Das Unfassbare der Liebe thematisiert Anna Breitenbach in ihrem Gedicht »Das, was es ist«. Ihr Vorbild dabei: Erich Frieds wohl bekanntestes und jedenfalls bis heute ungeheuer populäres Poem »Was es ist«. In jenem definiert Fried – anders als der Titel es vermuten lässt – gerade nicht eindeutig, was Liebe eigentlich ist: Er zeigt ohnehin verschiedene Perspektiven gleichberechtigt nebeneinander auf, etwa jene der Vernunft, der Angst, des Stolzes – und unternimmt auch dies nur, um deren stets so konkrete wie negative Sichtweisen mit einem lakonischen und (un)bestimmten »Es ist was es ist / sagt die Liebe« zu kontern.
Dabei wird auch klar: Was auch immer gegen die Liebe sprechen mag, sie trägt stets die Kraft in sich dazu, sich durchzusetzen. Sie ist nicht fassbar sowie ungeheuer mächtig.
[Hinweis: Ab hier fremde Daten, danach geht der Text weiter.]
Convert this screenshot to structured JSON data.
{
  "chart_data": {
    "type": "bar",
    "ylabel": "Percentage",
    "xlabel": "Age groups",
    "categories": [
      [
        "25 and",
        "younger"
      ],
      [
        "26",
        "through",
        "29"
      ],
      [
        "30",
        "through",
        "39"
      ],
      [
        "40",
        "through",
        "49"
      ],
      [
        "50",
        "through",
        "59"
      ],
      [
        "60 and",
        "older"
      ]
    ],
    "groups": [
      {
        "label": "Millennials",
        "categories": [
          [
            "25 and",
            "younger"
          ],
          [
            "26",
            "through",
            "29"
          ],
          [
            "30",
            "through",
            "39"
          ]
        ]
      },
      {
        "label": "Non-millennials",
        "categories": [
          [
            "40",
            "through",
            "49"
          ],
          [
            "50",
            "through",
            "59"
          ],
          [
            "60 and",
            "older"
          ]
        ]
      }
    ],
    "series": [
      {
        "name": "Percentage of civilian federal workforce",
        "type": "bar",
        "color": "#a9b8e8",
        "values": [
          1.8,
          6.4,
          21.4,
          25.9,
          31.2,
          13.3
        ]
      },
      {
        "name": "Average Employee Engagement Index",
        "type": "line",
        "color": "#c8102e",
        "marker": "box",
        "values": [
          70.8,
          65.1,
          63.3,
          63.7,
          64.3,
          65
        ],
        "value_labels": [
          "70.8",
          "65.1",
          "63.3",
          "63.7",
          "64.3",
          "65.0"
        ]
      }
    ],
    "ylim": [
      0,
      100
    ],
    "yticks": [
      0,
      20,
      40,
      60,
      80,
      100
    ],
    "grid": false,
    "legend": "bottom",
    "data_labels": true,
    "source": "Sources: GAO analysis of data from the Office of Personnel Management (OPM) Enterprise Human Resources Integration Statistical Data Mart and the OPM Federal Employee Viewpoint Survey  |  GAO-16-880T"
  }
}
Das Rationale von der Emotion grenzt nun auch Breitenbach ab, die Unbestimmtheit des wohl meistbeschworenen, -gefeierten Gefühls betont sie ebenso, und auch in der Wortwahl verweist sie klar auf Fried, beginnend damit, dass ihr Titel den seinen enthält.
Die Szenerie allerdings wandelt sie stark: Was im Vorbild noch abstrakte, zusammengefasste Standortbestimmungen über Triebfederelemente von Menschen sind, das ist im Nachbild eine lebensnahe Szene aus Sicht eines kompletten Menschen. Kurzum, was das weibliche lyrische Ich hier erlebt und empfindet, sein hoffendes Zweifeln, das kennt wohl jedermann. Entsprechend ist die Sprache zwar weiterhin, passend zu Frieds Versen, sehr sachlich gehalten, doch aber auch weitaus weniger durchformalisiert und lexikonhaft, der Textaufbau ist entsprechend weiterhin klar, doch weniger redundant, die Ausgestaltung der Situation im Alltag verankert, dabei aber bewusst allgemein und beispielhaft.
Was jedoch vor allem bleibt: die Unklarheit darüber, was das nun eigentlich ist, die Liebe. Und die Anerkennung der Wichtigkeit dieser Frage, die gar als inhärenter Teil der Liebe selbst erscheint, die wiederum als Sehnsuchtspunkt das Denken des Menschen bestimmt.